Acórdão nº 697/04 de Tribunal Constitucional (Port, 15 de Dezembro de 2004

Magistrado ResponsávelCons. Vitor Gomes
Data da Resolução15 de Dezembro de 2004
EmissorTribunal Constitucional (Port

ACÓRDÃO N.º 697/04 Processo n.º 350/03 3.ª Secção

Relator: Conselheiro Vítor Gomes (Conselheira Maria dos Prazeres Beleza)

Acordam na 3.ª Secção do Tribunal Constitucional

  1. Banco A., reclamou a quantia de 5.664.507$00 e juros em processo de reclamação de créditos apenso à execução fiscal n.º 1783-00/102079.0 do 1º Serviço de Finanças de -----, em que é executado B..

    Por sentença do Tribunal Tributário de 1ª Instância do Porto de 1 de Julho de 2002, de fls. 339 e seguintes, foi o crédito acima mencionado considerado verificado (fls. 339), reconhecendo-se que o pagamento respectivo se encontrava garantido por penhora sobre um imóvel, registada a favor do reclamante, para garantia da quantia exequenda no montante de 1.498.283$00 (cfr. fls. 9 e 340).

    Disse-se ainda na mesma sentença que os créditos também reclamados pelo Centro Regional de Segurança Social “gozam de privilégio imobiliário, assim como os juros de mora relativos a três anos – artigo 11º do Decreto-Lei n.º 103/80, artigo 44º, n.º 2, da LGT e artigo 734º do Código Civil”, acrescentando-se ainda que “sendo este um privilégio imobiliário geral, face ao disposto no artigo 686º, n.º 1, do Código Civil, ele cede perante a hipoteca, uma vez que, por força desta disposição legal a hipoteca prefere a todos os credores que não gozem de privilégio especial ou de prioridade de registo”.

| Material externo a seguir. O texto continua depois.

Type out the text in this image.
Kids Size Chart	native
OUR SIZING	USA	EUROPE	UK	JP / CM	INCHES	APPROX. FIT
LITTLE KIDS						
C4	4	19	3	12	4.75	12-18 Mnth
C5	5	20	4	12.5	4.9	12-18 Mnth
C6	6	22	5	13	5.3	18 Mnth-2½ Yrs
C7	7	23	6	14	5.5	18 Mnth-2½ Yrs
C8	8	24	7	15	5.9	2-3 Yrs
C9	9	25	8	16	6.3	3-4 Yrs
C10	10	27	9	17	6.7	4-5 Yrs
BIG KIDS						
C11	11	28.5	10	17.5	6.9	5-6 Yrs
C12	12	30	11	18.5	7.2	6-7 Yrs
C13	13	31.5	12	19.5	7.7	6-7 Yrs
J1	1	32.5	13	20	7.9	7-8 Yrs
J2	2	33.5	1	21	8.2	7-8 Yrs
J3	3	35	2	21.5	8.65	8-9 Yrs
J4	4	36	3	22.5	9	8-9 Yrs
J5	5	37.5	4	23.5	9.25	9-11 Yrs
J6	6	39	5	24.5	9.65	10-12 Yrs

    Assim, a sentença procedeu à seguinte graduação de créditos:

    “1º) O crédito reclamado de contribuição autárquica e respectivos juros de mora referentes apenas a três anos;

    1. ) Os créditos reclamados pelo banco C. – capital e juros de mora até três anos – até ao montante máximo garantido pela hipoteca;

    2. ) O crédito de capital reclamado por D., também garantido pela hipoteca;

    3. ) Os créditos reclamados pelo CRSS, assim como os respectivos juros de mora referentes a três anos;

    4. ) O crédito reclamado pelo A. até ao montante de Esc. 1.498.283$00 garantido pela penhora;

    5. ) Remanescente dos créditos reclamados pelo C. até aos montantes garantidos pelas penhoras;

    6. ) A quantia exequenda.”

    2. Inconformado, o A., interpôs recurso para a Secção de Contencioso Tributário do Supremo Tribunal Administrativo “da sentença de graduação de créditos proferida pelo Tribunal recorrido na parte em que graduou o crédito do CRSS antes do crédito do ora recorrente”.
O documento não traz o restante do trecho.